When anger is expressed indirectly, in ways that are calculated to avoid the experience of anger, anger
gets stored up rather than dissipating. The experience of anger is converted to thoughts about the
resented person—-judgments, complaints, conclusions, and imaginary conversations. When you are
preoccupied with thoughts about someone toward whom you are angry, you become distracted
Even if the person toward whom we are angry doesn't change, agree to change, or apologize, we can still
forgive that person for our own benefit.

So this is what happens with anger: as children grow, constantly overpowered, cared for, and controlled,
childhood expressions of anger against stronger adults are punished, either overtly or covertly, or worse,
condescendingly moralized about. As children, we do the best we can to copy approved ways of dealing
with anger to avoid getting punished for it. The result, at least in our culture, is that most people don't
express anger directly.

In fact, more often than not, when people tell the truth about their feelings, relationships get better,
even if the truth is about hatred.

Agreeing to tell the truth about anger in a committed relationship is a way to get over some of the
damage and suffering that comes from how you were raised. It is a way of losing your mind and coming
to your senses and experiencing yourself as a being, rather than as a jumble of morals gleaned from
whatever your sad story may be. It is a way of growing beyond primitive foolishness to a more advanced
form

Telling the Truth About Anger for the Sake of Forgiveness

When you are willing to have an experience be as it is, prior to categorizing the experience as "good" or
"bad," and you don't waste all of your energy trying to avoid or lie about the experience, you have a
choice about how you can respond to that experience.

One of the hallmarks of suppressed anger is helplessness. The language of helplessness is "I can't;" "they
made me;" "it's no use;" "it doesn't really matter;" and "you just don't understand." Power is assigned to
forces outside the speaker.

Generally, people are willing to admit that they feel "upset," but not that they are angry . Even
acknowledging "upset" is a first step; some of us deny even that. The second step is admitting that our
"upset" is anger. The third step is speaking resentments specifically and in contact with one's own body
and the eyes of the other person.
Clue about denying anger-> When you find yourself "trying," struggling, striving without any results, look
for whom you are trying to please: you are probably mad at them.
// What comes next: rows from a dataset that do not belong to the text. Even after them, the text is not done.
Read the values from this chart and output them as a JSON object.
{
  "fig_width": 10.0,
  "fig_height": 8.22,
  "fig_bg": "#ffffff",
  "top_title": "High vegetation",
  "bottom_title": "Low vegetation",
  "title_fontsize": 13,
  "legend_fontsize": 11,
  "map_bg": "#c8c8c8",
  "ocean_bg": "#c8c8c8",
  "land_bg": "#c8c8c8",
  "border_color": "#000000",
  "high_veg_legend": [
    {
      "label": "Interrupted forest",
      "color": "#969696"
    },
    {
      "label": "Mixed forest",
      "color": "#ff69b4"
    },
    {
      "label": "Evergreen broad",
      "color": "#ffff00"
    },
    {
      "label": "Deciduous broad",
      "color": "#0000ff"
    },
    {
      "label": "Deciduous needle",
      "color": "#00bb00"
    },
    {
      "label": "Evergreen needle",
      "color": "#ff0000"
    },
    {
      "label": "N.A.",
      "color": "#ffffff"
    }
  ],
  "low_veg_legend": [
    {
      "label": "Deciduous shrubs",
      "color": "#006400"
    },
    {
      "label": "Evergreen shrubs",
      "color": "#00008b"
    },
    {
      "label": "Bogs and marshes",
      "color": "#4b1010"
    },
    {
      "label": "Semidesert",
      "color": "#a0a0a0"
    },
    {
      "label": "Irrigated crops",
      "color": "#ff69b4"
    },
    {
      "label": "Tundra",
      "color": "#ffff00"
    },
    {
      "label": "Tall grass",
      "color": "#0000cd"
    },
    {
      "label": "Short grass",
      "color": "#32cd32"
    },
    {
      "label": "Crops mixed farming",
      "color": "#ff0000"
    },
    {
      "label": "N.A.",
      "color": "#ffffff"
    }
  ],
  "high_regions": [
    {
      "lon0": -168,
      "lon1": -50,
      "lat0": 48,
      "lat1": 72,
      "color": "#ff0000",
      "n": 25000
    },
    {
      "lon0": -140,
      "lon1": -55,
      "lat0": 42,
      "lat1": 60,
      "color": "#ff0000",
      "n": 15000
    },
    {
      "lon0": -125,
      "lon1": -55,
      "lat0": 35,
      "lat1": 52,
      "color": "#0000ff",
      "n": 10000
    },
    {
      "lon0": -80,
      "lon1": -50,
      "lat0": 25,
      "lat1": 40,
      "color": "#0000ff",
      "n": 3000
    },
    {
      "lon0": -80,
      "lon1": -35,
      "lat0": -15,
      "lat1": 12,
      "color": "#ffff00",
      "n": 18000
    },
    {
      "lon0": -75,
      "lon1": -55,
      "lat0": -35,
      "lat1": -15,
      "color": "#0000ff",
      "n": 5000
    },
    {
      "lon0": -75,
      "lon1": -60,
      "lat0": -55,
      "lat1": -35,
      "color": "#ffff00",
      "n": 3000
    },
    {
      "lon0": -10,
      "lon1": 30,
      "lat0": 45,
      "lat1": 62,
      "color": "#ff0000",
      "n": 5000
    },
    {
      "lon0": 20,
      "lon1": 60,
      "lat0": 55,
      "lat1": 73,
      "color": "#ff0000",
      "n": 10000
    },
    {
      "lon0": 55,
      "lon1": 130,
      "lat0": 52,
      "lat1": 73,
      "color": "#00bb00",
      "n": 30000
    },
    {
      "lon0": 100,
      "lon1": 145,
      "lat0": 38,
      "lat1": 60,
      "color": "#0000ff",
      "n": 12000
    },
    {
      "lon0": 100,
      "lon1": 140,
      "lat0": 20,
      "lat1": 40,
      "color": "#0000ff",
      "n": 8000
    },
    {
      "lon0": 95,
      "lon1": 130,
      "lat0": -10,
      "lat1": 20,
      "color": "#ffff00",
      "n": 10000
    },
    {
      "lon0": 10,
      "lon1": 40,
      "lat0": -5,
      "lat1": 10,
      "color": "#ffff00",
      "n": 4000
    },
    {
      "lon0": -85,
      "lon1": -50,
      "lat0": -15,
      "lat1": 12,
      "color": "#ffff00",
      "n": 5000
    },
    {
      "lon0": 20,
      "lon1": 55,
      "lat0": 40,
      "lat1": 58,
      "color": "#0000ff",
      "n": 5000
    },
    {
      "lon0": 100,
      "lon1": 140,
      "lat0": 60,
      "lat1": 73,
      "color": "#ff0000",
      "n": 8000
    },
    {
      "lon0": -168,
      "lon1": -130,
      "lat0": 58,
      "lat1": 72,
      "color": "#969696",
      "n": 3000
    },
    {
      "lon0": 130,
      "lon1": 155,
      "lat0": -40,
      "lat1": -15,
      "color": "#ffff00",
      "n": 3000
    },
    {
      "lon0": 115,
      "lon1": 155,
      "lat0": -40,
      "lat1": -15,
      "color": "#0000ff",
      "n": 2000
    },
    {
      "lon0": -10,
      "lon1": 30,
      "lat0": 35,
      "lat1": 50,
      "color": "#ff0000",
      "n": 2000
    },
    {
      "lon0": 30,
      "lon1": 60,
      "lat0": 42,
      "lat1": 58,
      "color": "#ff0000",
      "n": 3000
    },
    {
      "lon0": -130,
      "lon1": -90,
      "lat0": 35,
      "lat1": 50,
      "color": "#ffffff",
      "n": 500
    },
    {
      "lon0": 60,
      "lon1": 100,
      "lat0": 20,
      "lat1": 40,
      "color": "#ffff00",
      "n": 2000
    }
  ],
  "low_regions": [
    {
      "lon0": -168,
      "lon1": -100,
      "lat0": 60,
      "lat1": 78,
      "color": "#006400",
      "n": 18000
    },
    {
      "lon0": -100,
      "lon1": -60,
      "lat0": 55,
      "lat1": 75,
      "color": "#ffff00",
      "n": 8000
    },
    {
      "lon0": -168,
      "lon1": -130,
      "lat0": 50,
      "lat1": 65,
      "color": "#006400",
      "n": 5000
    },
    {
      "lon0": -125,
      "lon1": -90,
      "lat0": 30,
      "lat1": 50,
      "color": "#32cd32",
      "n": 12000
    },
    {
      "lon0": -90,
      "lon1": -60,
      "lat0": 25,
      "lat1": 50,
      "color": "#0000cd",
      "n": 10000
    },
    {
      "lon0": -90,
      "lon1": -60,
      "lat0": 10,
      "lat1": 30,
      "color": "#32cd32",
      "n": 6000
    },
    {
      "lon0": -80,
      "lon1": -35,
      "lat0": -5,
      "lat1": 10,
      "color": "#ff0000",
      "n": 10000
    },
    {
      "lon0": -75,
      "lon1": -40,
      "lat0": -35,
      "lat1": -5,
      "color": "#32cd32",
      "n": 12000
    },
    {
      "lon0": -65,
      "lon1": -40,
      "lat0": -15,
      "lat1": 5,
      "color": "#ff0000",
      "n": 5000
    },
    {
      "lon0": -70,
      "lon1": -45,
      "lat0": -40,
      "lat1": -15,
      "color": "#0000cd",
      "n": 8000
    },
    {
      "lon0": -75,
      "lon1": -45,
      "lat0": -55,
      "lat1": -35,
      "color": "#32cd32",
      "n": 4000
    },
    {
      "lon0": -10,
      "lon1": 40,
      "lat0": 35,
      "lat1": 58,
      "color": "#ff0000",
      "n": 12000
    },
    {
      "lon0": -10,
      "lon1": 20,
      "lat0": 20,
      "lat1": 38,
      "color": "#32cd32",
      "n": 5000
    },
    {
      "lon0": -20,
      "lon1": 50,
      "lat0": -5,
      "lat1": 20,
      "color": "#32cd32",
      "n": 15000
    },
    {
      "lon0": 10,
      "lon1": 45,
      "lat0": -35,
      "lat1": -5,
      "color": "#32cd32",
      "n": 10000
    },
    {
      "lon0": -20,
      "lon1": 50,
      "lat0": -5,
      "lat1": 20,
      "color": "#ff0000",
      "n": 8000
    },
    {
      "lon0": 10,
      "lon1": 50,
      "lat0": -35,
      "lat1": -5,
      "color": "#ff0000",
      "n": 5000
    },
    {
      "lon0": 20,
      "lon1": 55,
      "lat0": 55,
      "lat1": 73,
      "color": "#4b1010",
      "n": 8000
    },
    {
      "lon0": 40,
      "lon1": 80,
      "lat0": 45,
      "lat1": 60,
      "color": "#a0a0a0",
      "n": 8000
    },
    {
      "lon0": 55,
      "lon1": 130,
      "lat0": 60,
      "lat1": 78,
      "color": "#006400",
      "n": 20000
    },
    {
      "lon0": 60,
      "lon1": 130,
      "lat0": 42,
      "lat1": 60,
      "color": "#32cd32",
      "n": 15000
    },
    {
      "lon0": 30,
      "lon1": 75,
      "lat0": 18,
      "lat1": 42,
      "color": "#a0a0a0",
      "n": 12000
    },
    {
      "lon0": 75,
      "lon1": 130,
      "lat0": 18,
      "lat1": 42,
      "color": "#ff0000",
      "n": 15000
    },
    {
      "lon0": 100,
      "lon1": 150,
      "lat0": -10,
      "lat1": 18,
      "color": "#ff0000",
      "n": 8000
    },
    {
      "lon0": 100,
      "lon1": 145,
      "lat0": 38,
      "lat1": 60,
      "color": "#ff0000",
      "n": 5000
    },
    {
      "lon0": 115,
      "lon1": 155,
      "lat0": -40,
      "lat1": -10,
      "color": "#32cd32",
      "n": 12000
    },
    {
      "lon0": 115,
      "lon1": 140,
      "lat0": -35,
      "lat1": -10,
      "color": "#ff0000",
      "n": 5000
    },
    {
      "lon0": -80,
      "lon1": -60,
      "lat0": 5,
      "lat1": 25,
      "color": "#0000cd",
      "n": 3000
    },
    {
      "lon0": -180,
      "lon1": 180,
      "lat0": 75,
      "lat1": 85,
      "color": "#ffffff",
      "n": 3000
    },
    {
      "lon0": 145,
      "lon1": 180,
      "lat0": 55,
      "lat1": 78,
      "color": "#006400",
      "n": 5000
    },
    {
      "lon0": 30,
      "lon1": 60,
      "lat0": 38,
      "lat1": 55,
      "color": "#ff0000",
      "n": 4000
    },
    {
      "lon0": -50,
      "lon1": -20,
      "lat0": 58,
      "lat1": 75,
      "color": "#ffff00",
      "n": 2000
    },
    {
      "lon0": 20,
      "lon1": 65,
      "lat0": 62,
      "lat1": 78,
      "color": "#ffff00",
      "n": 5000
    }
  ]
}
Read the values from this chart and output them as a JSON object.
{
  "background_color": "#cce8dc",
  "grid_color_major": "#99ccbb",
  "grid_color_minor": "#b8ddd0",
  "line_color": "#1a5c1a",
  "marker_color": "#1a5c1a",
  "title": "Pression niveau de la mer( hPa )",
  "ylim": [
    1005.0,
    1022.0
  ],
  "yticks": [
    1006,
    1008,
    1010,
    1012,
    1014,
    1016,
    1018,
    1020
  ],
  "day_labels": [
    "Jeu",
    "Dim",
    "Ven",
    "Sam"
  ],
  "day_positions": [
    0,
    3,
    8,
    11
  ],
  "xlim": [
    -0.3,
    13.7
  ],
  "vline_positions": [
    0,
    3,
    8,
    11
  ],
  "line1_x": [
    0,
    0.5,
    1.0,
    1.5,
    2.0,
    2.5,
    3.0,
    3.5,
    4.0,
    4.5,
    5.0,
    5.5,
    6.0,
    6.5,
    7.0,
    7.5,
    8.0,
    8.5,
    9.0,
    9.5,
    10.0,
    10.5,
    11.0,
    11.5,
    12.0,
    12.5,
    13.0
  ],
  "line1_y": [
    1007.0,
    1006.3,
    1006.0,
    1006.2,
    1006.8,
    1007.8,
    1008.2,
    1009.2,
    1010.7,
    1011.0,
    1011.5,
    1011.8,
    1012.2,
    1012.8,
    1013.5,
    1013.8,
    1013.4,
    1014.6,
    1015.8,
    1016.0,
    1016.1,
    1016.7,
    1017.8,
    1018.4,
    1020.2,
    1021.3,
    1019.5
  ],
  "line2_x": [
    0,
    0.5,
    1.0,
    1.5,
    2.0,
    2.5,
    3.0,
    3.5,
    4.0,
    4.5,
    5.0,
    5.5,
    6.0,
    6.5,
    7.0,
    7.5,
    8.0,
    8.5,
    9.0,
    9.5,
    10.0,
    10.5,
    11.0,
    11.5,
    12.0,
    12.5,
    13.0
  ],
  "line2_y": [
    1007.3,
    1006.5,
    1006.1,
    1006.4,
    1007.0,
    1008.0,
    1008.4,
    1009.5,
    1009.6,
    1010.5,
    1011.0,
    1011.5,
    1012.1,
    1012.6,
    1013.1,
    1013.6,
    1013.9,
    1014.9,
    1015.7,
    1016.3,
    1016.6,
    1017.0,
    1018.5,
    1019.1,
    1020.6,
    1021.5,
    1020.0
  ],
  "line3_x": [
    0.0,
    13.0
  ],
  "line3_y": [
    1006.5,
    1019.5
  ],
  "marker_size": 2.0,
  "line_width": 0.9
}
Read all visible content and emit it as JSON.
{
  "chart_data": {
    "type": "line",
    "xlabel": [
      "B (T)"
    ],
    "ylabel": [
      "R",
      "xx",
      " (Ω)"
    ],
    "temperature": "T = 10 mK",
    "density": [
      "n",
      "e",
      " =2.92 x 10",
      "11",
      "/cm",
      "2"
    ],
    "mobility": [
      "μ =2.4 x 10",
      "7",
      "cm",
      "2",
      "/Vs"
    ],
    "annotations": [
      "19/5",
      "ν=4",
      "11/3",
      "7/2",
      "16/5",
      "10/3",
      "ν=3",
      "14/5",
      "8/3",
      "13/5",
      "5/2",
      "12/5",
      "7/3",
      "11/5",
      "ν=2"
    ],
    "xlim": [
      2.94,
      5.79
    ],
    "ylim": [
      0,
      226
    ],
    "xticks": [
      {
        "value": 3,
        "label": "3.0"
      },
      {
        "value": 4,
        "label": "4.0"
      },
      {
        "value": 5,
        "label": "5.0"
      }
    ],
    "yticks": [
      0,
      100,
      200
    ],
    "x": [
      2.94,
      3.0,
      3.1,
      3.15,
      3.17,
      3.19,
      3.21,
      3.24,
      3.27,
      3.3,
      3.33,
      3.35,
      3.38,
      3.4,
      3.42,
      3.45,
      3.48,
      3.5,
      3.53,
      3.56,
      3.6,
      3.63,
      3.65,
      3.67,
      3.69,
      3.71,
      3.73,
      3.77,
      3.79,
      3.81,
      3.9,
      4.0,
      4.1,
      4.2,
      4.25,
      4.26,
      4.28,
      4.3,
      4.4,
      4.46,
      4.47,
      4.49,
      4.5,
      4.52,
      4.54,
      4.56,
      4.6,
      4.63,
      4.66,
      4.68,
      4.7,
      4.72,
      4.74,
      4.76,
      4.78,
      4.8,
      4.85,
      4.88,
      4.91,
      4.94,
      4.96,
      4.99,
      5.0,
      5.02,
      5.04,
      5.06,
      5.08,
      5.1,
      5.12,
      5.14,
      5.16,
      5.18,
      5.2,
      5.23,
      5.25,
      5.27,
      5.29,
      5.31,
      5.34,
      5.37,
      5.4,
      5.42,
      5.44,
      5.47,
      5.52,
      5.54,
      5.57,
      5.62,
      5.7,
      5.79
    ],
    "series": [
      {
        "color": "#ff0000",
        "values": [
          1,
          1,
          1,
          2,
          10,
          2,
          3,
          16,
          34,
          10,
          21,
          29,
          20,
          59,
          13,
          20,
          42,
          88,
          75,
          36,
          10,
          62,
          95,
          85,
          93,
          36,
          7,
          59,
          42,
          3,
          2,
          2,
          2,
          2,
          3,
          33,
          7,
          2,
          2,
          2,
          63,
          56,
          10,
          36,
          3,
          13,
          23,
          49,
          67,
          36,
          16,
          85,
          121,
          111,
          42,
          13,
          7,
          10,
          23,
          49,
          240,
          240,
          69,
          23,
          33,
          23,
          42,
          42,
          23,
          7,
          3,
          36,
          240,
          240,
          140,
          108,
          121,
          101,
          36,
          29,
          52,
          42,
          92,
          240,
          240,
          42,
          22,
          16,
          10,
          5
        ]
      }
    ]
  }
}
Another clue is self-condemnation. Instead of condemning yourself and calling yourself a rotten, weak,
or stupid person, ask yourself, "Who am I mad at?" Don't let yourself off the hook with the
rationalization, "I'm just mad at myself." This is worthless. You postulate two people, "I" and "myself who
are mad at each other. Put the two pieces back together and find someone else to be mad at. When you
have a choice of being mad at someone else or mad at yourself, always pick someone else. Most people
think selfcondemnation is a virtue; it's not.

Another hint of hidden anger is perfectionism. People who are proud of being perfectionists and for
whom hardly anything is ever good enough are angry at someone else

"Why do I have to express my anger directly to another person? Isn't it possible to just forget about it or
just understand the other person's situation and forgive him?" The answer is no. You cannot forgive
someone else without expressing your resentment directly to her or him.

Forgiving someone with whom you are angry—actually experiencing forgiving him—only happens after
you tell him what he did or said that you resent.